Но все–таки надо было как–то питаться, потому что ожиданье, как вы знаете, было длительным, и надо было как–то организоваться, чтобы дотерпеть, докормиться. Это можно было делать только путем взаимопомощи, чтобы более голодному, у которого ничего нет, все–таки дать какой–то кусок хлеба. Поскольку пролетариату мог перепадать частично заработок, милостыня, постольку эту скудную кладовую нужно было делить между спасенными, которые не завтра–послезавтра ждут «грядущего небесного жениха». Вот на каких основах создались потребительско–коммунистические организации с их дьяконами, пресвитерами, епископами и т. д., которые должны были блюсти как организационную, так и экономическую стороны этой общей кладовой. Момент наполнения этой кладовой оставался совершенно в тени, и, как вы знаете, церковное имущество, если оно позже и стало чудовищно расти, то главным образом пожертвованиями за упокой души и лишь позднее — подневольным трудом тех крепостных, которые появились у отшельников и монахов в ttx организациях, сделавшихся опорой широкого сельскохозяйственного и банковского дела, в тех организациях, рационально построенных экономически, которые впоследствии, в средние века, сделали этих святых отшельников образцовыми хозяевами. Но это было позднейшее эксплуататорское вырождение монашества, а в те десятилетия, о которых я говорю, в эти десятилетия дело сводилось к этому временному питанию во имя терпения и взаимной любви, в котором обедня сделалась исходным пунктом, включив в себя оттенки отзвуков старого языческого ритуала жертвоприношения, богодеяния; но это уже относится к области христианских ритуалов, которые к сегодняшнему вечеру не имеют отношения.

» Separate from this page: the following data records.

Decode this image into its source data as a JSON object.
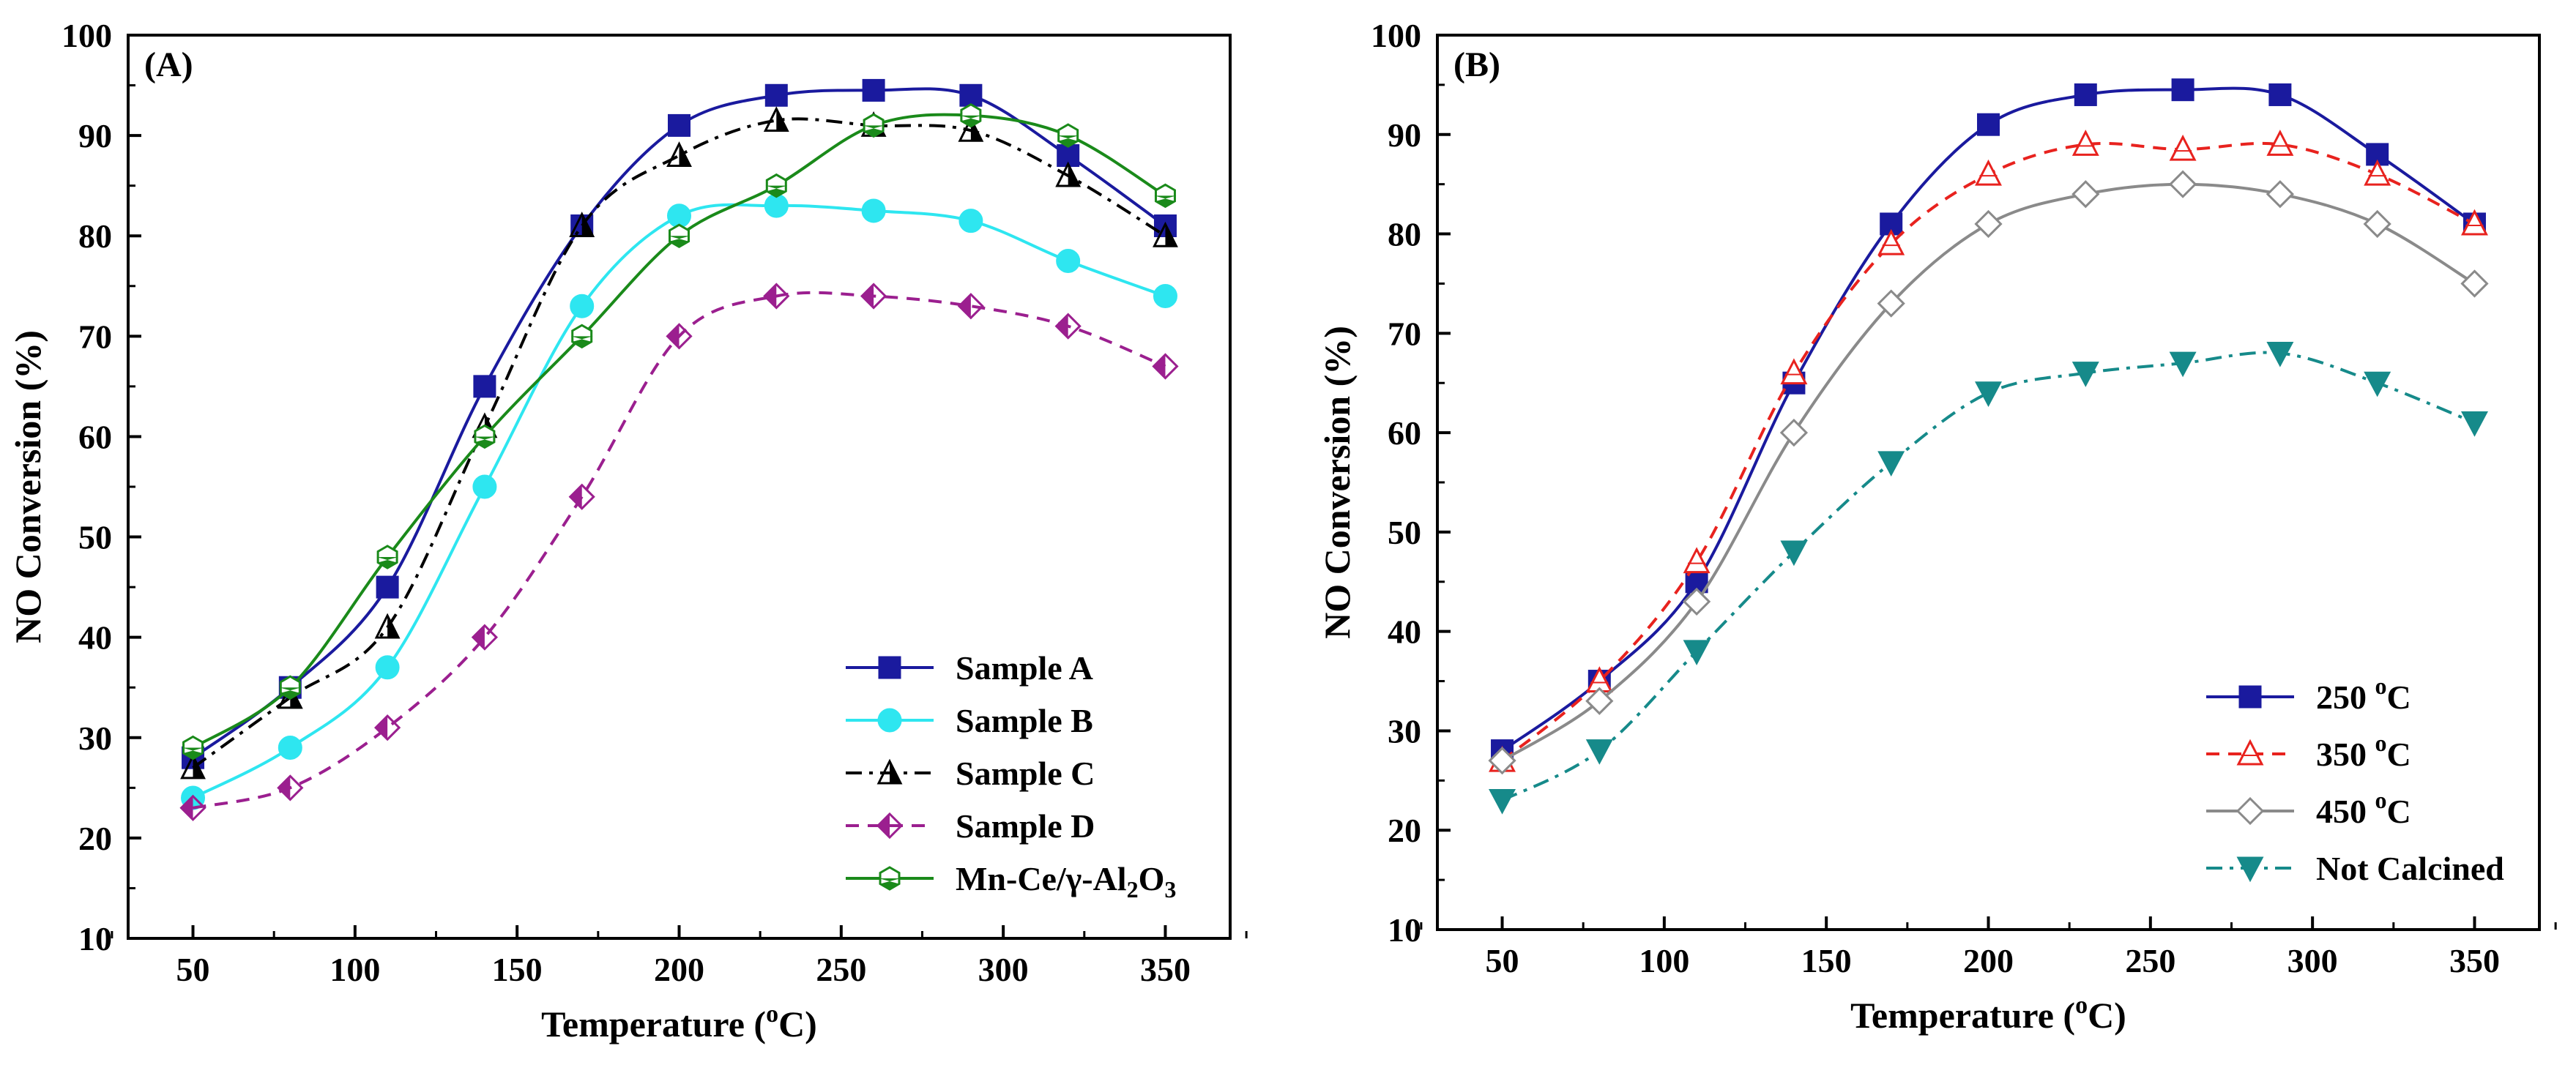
{
  "chart_data": [
    {
      "type": "line",
      "panel_label": "(A)",
      "title": "",
      "xlabel": "Temperature (",
      "xlabel_sup": "o",
      "xlabel_end": "C)",
      "ylabel": "NO Conversion (%)",
      "xlim": [
        30,
        370
      ],
      "ylim": [
        10,
        100
      ],
      "xticks": [
        50,
        100,
        150,
        200,
        250,
        300,
        350
      ],
      "yticks": [
        10,
        20,
        30,
        40,
        50,
        60,
        70,
        80,
        90,
        100
      ],
      "legend_position": "bottom-right",
      "x": [
        50,
        80,
        110,
        140,
        170,
        200,
        230,
        260,
        290,
        320,
        350
      ],
      "series": [
        {
          "name": "Sample A",
          "legend_parts": [
            "Sample A"
          ],
          "color": "#1a1a9e",
          "dash": "",
          "marker": "square",
          "values": [
            28,
            35,
            45,
            65,
            81,
            91,
            94,
            94.5,
            94,
            88,
            81
          ]
        },
        {
          "name": "Sample B",
          "legend_parts": [
            "Sample B"
          ],
          "color": "#2ee6f0",
          "dash": "",
          "marker": "circle",
          "values": [
            24,
            29,
            37,
            55,
            73,
            82,
            83,
            82.5,
            81.5,
            77.5,
            74
          ]
        },
        {
          "name": "Sample C",
          "legend_parts": [
            "Sample C"
          ],
          "color": "#000000",
          "dash": "22 10 5 10",
          "marker": "half-triangle",
          "values": [
            27,
            34,
            41,
            61,
            81,
            88,
            91.5,
            91,
            90.5,
            86,
            80
          ]
        },
        {
          "name": "Sample D",
          "legend_parts": [
            "Sample D"
          ],
          "color": "#9b1f8f",
          "dash": "18 12",
          "marker": "half-diamond",
          "values": [
            23,
            25,
            31,
            40,
            54,
            70,
            74,
            74,
            73,
            71,
            67
          ]
        },
        {
          "name": "Mn-Ce/γ-Al2O3",
          "legend_parts": [
            "Mn-Ce/γ-Al",
            "2",
            "O",
            "3"
          ],
          "color": "#1a8a1a",
          "dash": "",
          "marker": "half-hexagon",
          "values": [
            29,
            35,
            48,
            60,
            70,
            80,
            85,
            91,
            92,
            90,
            84
          ]
        }
      ]
    },
    {
      "type": "line",
      "panel_label": "(B)",
      "title": "",
      "xlabel": "Temperature (",
      "xlabel_sup": "o",
      "xlabel_end": "C)",
      "ylabel": "NO Conversion (%)",
      "xlim": [
        30,
        370
      ],
      "ylim": [
        10,
        100
      ],
      "xticks": [
        50,
        100,
        150,
        200,
        250,
        300,
        350
      ],
      "yticks": [
        10,
        20,
        30,
        40,
        50,
        60,
        70,
        80,
        90,
        100
      ],
      "legend_position": "bottom-right",
      "x": [
        50,
        80,
        110,
        140,
        170,
        200,
        230,
        260,
        290,
        320,
        350
      ],
      "series": [
        {
          "name": "250 oC",
          "legend_parts": [
            "250 ",
            "o",
            "C"
          ],
          "color": "#1a1a9e",
          "dash": "",
          "marker": "square",
          "values": [
            28,
            35,
            45,
            65,
            81,
            91,
            94,
            94.5,
            94,
            88,
            81
          ]
        },
        {
          "name": "350 oC",
          "legend_parts": [
            "350 ",
            "o",
            "C"
          ],
          "color": "#e8221e",
          "dash": "18 12",
          "marker": "open-triangle",
          "values": [
            27,
            35,
            47,
            66,
            79,
            86,
            89,
            88.5,
            89,
            86,
            81
          ]
        },
        {
          "name": "450 oC",
          "legend_parts": [
            "450 ",
            "o",
            "C"
          ],
          "color": "#8a8a8a",
          "dash": "",
          "marker": "open-diamond",
          "values": [
            27,
            33,
            43,
            60,
            73,
            81,
            84,
            85,
            84,
            81,
            75
          ]
        },
        {
          "name": "Not Calcined",
          "legend_parts": [
            "Not Calcined"
          ],
          "color": "#168a8a",
          "dash": "22 10 5 10",
          "marker": "down-triangle",
          "values": [
            23,
            28,
            38,
            48,
            57,
            64,
            66,
            67,
            68,
            65,
            61
          ]
        }
      ]
    }
  ]
}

Перевернув эту страницу и заглянув немного далее, я хочу остановиться на некоторых чертах христианского революционного коммунистического движения в XVI в. К этому времени накопилось много жгучего недовольства в обществе (в особенности в Германии, но эти движения потрясли в большей или меньшей степени и другие страны). Во–первых, рост денежной системы, рост рынка побудил помещиков, представлявших собою главных владельцев тогдашнего мирового имущества и труда, перейти к чрезвычайно жесткой форме эксплуатации крестьян.

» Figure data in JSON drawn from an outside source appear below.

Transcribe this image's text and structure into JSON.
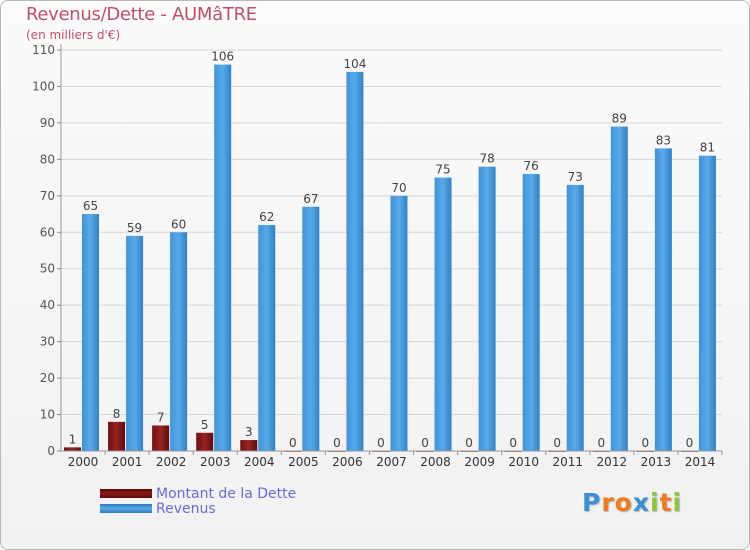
{
  "chart_data": {
    "type": "bar",
    "title": "Revenus/Dette - AUMâTRE",
    "subtitle": "(en milliers d'€)",
    "categories": [
      "2000",
      "2001",
      "2002",
      "2003",
      "2004",
      "2005",
      "2006",
      "2007",
      "2008",
      "2009",
      "2010",
      "2011",
      "2012",
      "2013",
      "2014"
    ],
    "series": [
      {
        "name": "Montant de la Dette",
        "color": "#8b1a1a",
        "values": [
          1,
          8,
          7,
          5,
          3,
          0,
          0,
          0,
          0,
          0,
          0,
          0,
          0,
          0,
          0
        ]
      },
      {
        "name": "Revenus",
        "color": "#4a9de0",
        "values": [
          65,
          59,
          60,
          106,
          62,
          67,
          104,
          70,
          75,
          78,
          76,
          73,
          89,
          83,
          81
        ]
      }
    ],
    "y_ticks": [
      0,
      10,
      20,
      30,
      40,
      50,
      60,
      70,
      80,
      90,
      100,
      110
    ],
    "ylim": [
      0,
      110
    ],
    "grid": "horizontal",
    "legend_placement": "bottom-left"
  },
  "brand": {
    "letters": [
      "P",
      "r",
      "o",
      "x",
      "i",
      "t",
      "i"
    ],
    "colors": [
      "#3b8fd6",
      "#f07a1c",
      "#f07a1c",
      "#3b8fd6",
      "#8cc63f",
      "#f07a1c",
      "#8cc63f"
    ]
  }
}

Дворянин всегда эксплуатировал крестьянина, но предел его жадности был положен аппетитами его самого, его семьи и дружины, а когда он стал продавать продукты крестьянского труда и менять их на деньги, которых никогда не было достаточно человеку, то, конечно, жадность его развернулась беспредельно, и товарное хозяйство заставило помещика еще сильнее нажать на пресс, давивший крестьянство. Это вызвало массовое крестьянское разорение и не только недовольство среди обедневшего крестьянина, но и выделение из деревни значительного количества выбитых из крестьянского хозяйства лиц, уходивших в город. Ремесленные города вынуждены были даже огородить себя, чтобы в поры их не набилось слишком много отброса — тогдашнего пролетариата из разорившейся деревни. Но часть этого пролетариата проникла в горную промышленность, начавшую развиваться, а также в текстильную индустрию, в среднюю по–нынешнему и крупную по–тогдашнему, кроме того, выросли некоторые ремесла, вроде обработки металлов. Словом, стали возникать и капиталистические предприятия, основанные на наемном труде. Само собой разумеется, что положение пролетариев, положение учеников ремесленных цехов, которые к тому времени тоже стали превращаться в пролетариев, сильно ухудшилось. Цехи стали разрешать мастерам держать помногу учеников, ученики больше не переходили в категорию подмастерьев и до седых волос оставались учениками — повторяю, положение их сильно изменилось. Все это создало большие массы недовольных пролетариев и полупролетарского элемента, и когда вспыхнула тогдашняя великая революция[228], т. е. революция крестьянская, то и пролетариат был в эту революцию вовлечен. Он был не только вовлечен в нее, но, как более организованный и более решительный класс, стал во многих отношениях во главе крестьянского движения.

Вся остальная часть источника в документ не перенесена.